Bu adada erkekler gelin oluyor

Geçmişten günümüze kadar toplumların tarihsel süreçleri incelendiğinde erkek egemen bir toplum düzeninin hüküm sürdüğü görülür. Ancak bu toplum dünya düzenini tamamen tersine çevirmiş.

İşte en basit söylemiyle anaerkil y anı kadınların baskın olduğu bir topluluk yaratan Minangkabau'ların eşsiz yaşamı...

Endonezya’nın Batı Sumatra Adası’nda yaşayan Minangkabau toplumu 4,5 milyonluk nüfusu ile dünyanın en büyük ‘anaerkil’ topluluğu olarak biliniyor.

Evlerin kadınlara ait olduğu ve soyun anneden ilerlediği Minangkabau’da erkeklerin rolü, sıradanlığın dışında kalıyor. Eşleri tarafından sokağa atılan erkekler için adada ‘sığınma odaları’ bile var.

Kadınların yönettiği Sumatra Adası’nda Minangkabau toplumunun tarihi kısaca şu şekilde;

Efsaneye göre, Koto Batu krallığını kuran Maharajo Dirajo 12. yüzyıl ortalarında öldüğünde üç karısından üç küçük oğlu vardı.

İlk karısı Puti Indo Jalito çocukların bakımını ve krallık yönetimini üstlenerek anaerkil toplumun temellerini atmış oldu.

Dünyanın hiçbir yerinde göremeyeceğiniz bu eşsiz toplumsal düzende, miras kızlara kalırken, çocuklar annelerinin soyadını alıyor. Erkekler ise karılarının evine taşınıp misafir olarak görülüyor.

Minanglar eskiden animist olarak bilinirken, doğaya taparlarmış. Daha sonra Hindistan’dan gelen Hinduizm ve Budizm etkili olmuş. Anaerkil kültüre rağmen Minanglar ayrıca ataerkil İslam’ı da benimsemişler.

İslami kurallara göre yeni evlenen kadın kocasının evine taşınması gerekirken Minanglarda damat kadının evine taşınır ve onun ailesiyle birlikte yaşar.

Başlık parasını damadın eğitim ve meslek durumuna göre gelinin ailesi belirliyor. Aslında neredeyse aşina olduğumuz kuralların tam tersi.

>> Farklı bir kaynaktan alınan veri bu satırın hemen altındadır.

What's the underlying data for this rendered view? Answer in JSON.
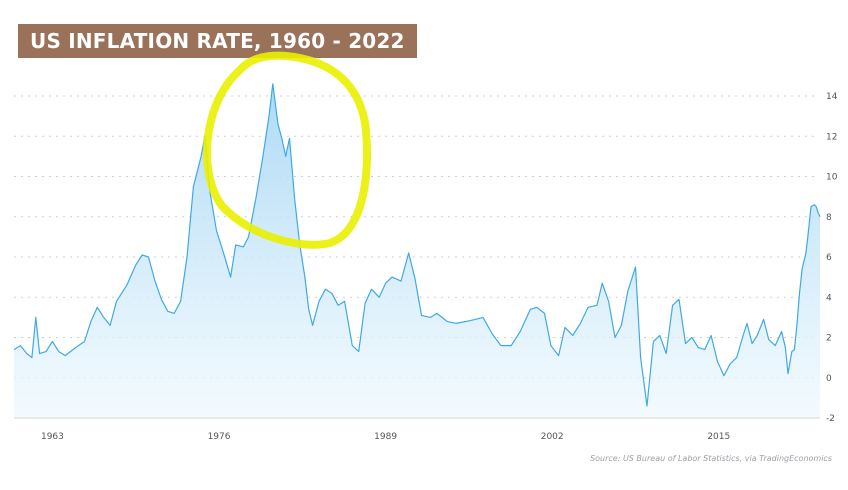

Düğün günü damat evinden alınarak tören için gelinin evine getiriliyor. İslami kurallara göre nikâh kıyılıyor ve geleneksel müzik aletleri eşliğinde kadınlı erkekli danslarla damat karşılanıyor.

Aslında neredeyse aşina olduğumuz kuralların tam tersi…

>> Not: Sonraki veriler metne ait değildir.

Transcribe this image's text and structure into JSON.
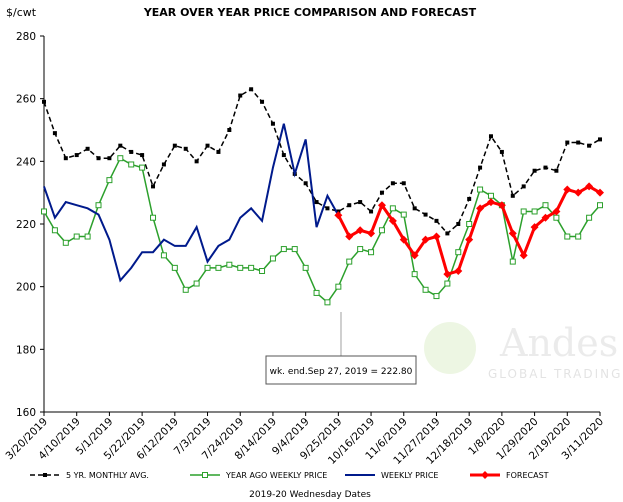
{
  "chart_data": {
    "type": "line",
    "title": "YEAR OVER YEAR PRICE COMPARISON AND FORECAST",
    "y_axis_label": "$/cwt",
    "x_axis_label": "2019-20 Wednesday Dates",
    "annotation": "wk. end.Sep 27, 2019  =  222.80",
    "watermark": {
      "name": "Andes",
      "sub": "GLOBAL TRADING"
    },
    "categories": [
      "3/20/2019",
      null,
      null,
      "4/10/2019",
      null,
      null,
      "5/1/2019",
      null,
      null,
      "5/22/2019",
      null,
      null,
      "6/12/2019",
      null,
      null,
      "7/3/2019",
      null,
      null,
      "7/24/2019",
      null,
      null,
      "8/14/2019",
      null,
      null,
      "9/4/2019",
      null,
      null,
      "9/25/2019",
      null,
      null,
      "10/16/2019",
      null,
      null,
      "11/6/2019",
      null,
      null,
      "11/27/2019",
      null,
      null,
      "12/18/2019",
      null,
      null,
      "1/8/2020",
      null,
      null,
      "1/29/2020",
      null,
      null,
      "2/19/2020",
      null,
      null,
      "3/11/2020"
    ],
    "ylim": [
      160,
      280
    ],
    "yticks": [
      160,
      180,
      200,
      220,
      240,
      260,
      280
    ],
    "grid": false,
    "legend": "bottom",
    "series": [
      {
        "name": "5 YR. MONTHLY AVG.",
        "color": "#000000",
        "line_style": "dashed",
        "marker": "square",
        "values": [
          259,
          249,
          241,
          242,
          244,
          241,
          241,
          245,
          243,
          242,
          232,
          239,
          245,
          244,
          240,
          245,
          243,
          250,
          261,
          263,
          259,
          252,
          242,
          236,
          233,
          227,
          225,
          224,
          226,
          227,
          224,
          230,
          233,
          233,
          225,
          223,
          221,
          217,
          220,
          228,
          238,
          248,
          243,
          229,
          232,
          237,
          238,
          237,
          246,
          246,
          245,
          247
        ]
      },
      {
        "name": "YEAR AGO WEEKLY PRICE",
        "color": "#2ca02c",
        "line_style": "solid",
        "marker": "hollow-square",
        "values": [
          224,
          218,
          214,
          216,
          216,
          226,
          234,
          241,
          239,
          238,
          222,
          210,
          206,
          199,
          201,
          206,
          206,
          207,
          206,
          206,
          205,
          209,
          212,
          212,
          206,
          198,
          195,
          200,
          208,
          212,
          211,
          218,
          225,
          223,
          204,
          199,
          197,
          201,
          211,
          220,
          231,
          229,
          226,
          208,
          224,
          224,
          226,
          222,
          216,
          216,
          222,
          226
        ]
      },
      {
        "name": "WEEKLY PRICE",
        "color": "#001a8c",
        "line_style": "solid",
        "marker": "none",
        "values": [
          232,
          222,
          227,
          226,
          225,
          223,
          215,
          202,
          206,
          211,
          211,
          215,
          213,
          213,
          219,
          208,
          213,
          215,
          222,
          225,
          221,
          238,
          252,
          236,
          247,
          219,
          229,
          222.8,
          null,
          null,
          null,
          null,
          null,
          null,
          null,
          null,
          null,
          null,
          null,
          null,
          null,
          null,
          null,
          null,
          null,
          null,
          null,
          null,
          null,
          null,
          null,
          null
        ]
      },
      {
        "name": "FORECAST",
        "color": "#ff0000",
        "line_style": "solid",
        "marker": "diamond",
        "values": [
          null,
          null,
          null,
          null,
          null,
          null,
          null,
          null,
          null,
          null,
          null,
          null,
          null,
          null,
          null,
          null,
          null,
          null,
          null,
          null,
          null,
          null,
          null,
          null,
          null,
          null,
          null,
          222.8,
          216,
          218,
          217,
          226,
          221,
          215,
          210,
          215,
          216,
          204,
          205,
          215,
          225,
          227,
          226,
          217,
          210,
          219,
          222,
          224,
          231,
          230,
          232,
          230
        ]
      }
    ]
  }
}
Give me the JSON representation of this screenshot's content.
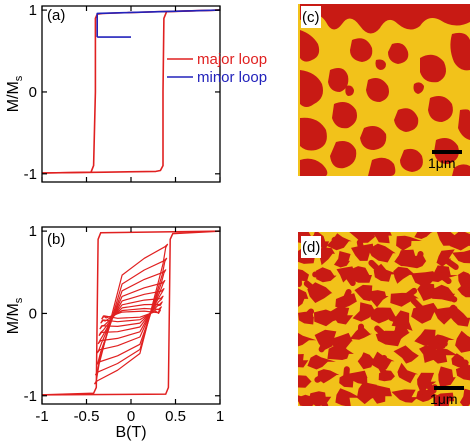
{
  "colors": {
    "major": "#e02020",
    "minor": "#2222bb",
    "domain_yellow": "#f2c21a",
    "domain_red": "#c81a14",
    "background": "#ffffff"
  },
  "chart_data": [
    {
      "type": "line",
      "panel": "(a)",
      "xlim": [
        -1,
        1
      ],
      "ylim": [
        -1.1,
        1.05
      ],
      "ylabel": "M/M",
      "ylabel_sub": "s",
      "xlabel": "",
      "yticks": [
        "-1",
        "0",
        "1"
      ],
      "xticks": [
        -1,
        -0.5,
        0,
        0.5,
        1
      ],
      "legend_placement": "center-right",
      "series": [
        {
          "name": "major loop",
          "color": "#e02020",
          "x": [
            -1.0,
            -0.45,
            -0.42,
            -0.4,
            -0.4,
            -0.38,
            -0.32,
            0.3,
            1.0
          ],
          "y": [
            -0.99,
            -0.98,
            -0.9,
            0.0,
            0.9,
            0.95,
            0.96,
            0.98,
            1.0
          ]
        },
        {
          "name": "major loop",
          "color": "#e02020",
          "x": [
            1.0,
            0.4,
            0.37,
            0.36,
            0.36,
            0.33,
            0.28,
            -0.3,
            -1.0
          ],
          "y": [
            1.0,
            0.98,
            0.9,
            0.0,
            -0.9,
            -0.96,
            -0.97,
            -0.98,
            -0.99
          ]
        },
        {
          "name": "minor loop",
          "color": "#2222bb",
          "x": [
            -0.38,
            -0.38,
            1.0
          ],
          "y": [
            0.67,
            0.96,
            1.0
          ]
        },
        {
          "name": "minor loop",
          "color": "#2222bb",
          "x": [
            -0.38,
            0.0
          ],
          "y": [
            0.67,
            0.67
          ]
        }
      ],
      "legend": [
        "major loop",
        "minor loop"
      ]
    },
    {
      "type": "line",
      "panel": "(b)",
      "xlim": [
        -1,
        1
      ],
      "ylim": [
        -1.1,
        1.05
      ],
      "ylabel": "M/M",
      "ylabel_sub": "s",
      "xlabel": "B(T)",
      "yticks": [
        "-1",
        "0",
        "1"
      ],
      "xticks": [
        "-1",
        "-0.5",
        "0",
        "0.5",
        "1"
      ],
      "major_loop": {
        "Hc_ascending": 0.45,
        "Hc_descending": -0.4,
        "saturation": 1.0
      },
      "minor_loops": [
        {
          "amplitude": 0.41,
          "m_top": 0.84,
          "m_bottom": -0.86
        },
        {
          "amplitude": 0.4,
          "m_top": 0.67,
          "m_bottom": -0.75
        },
        {
          "amplitude": 0.39,
          "m_top": 0.53,
          "m_bottom": -0.63
        },
        {
          "amplitude": 0.38,
          "m_top": 0.4,
          "m_bottom": -0.48
        },
        {
          "amplitude": 0.37,
          "m_top": 0.3,
          "m_bottom": -0.37
        },
        {
          "amplitude": 0.36,
          "m_top": 0.21,
          "m_bottom": -0.27
        },
        {
          "amplitude": 0.35,
          "m_top": 0.14,
          "m_bottom": -0.19
        },
        {
          "amplitude": 0.34,
          "m_top": 0.08,
          "m_bottom": -0.12
        },
        {
          "amplitude": 0.33,
          "m_top": 0.04,
          "m_bottom": -0.07
        }
      ]
    }
  ],
  "images": [
    {
      "panel": "(c)",
      "scale_bar": "1μm",
      "pattern": "sparse irregular red domains in yellow"
    },
    {
      "panel": "(d)",
      "scale_bar": "1μm",
      "pattern": "dense labyrinth red/yellow domains"
    }
  ]
}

Minang kadınları evlenince sosyal ve ekonomik imtiyazlar kazanıyor. Ev halkı ve varlığı yaşlı kadınların idaresi altında yaşanıyor.

Evin reisi olarak toprak mülkiyeti ve akrabalık ilişkileri onlardan sorulurken, anlaşmazlıkları çözmede, evlilik ilişkilerinde ve törensel olaylarda önemli roller oynuyorlar.

Minang erkeklerine gelecek olursak; onlardan eve düzenli gelir getirecek bir iş yapması ve çocukların masrafını karşılaması bekleniyor.

Çoğu iş bulmak için köylerinden ayrılırken arada bir eve uğruyorlar. Döndüklerinde ise evin idaresi konusunda söz hakları yoktur.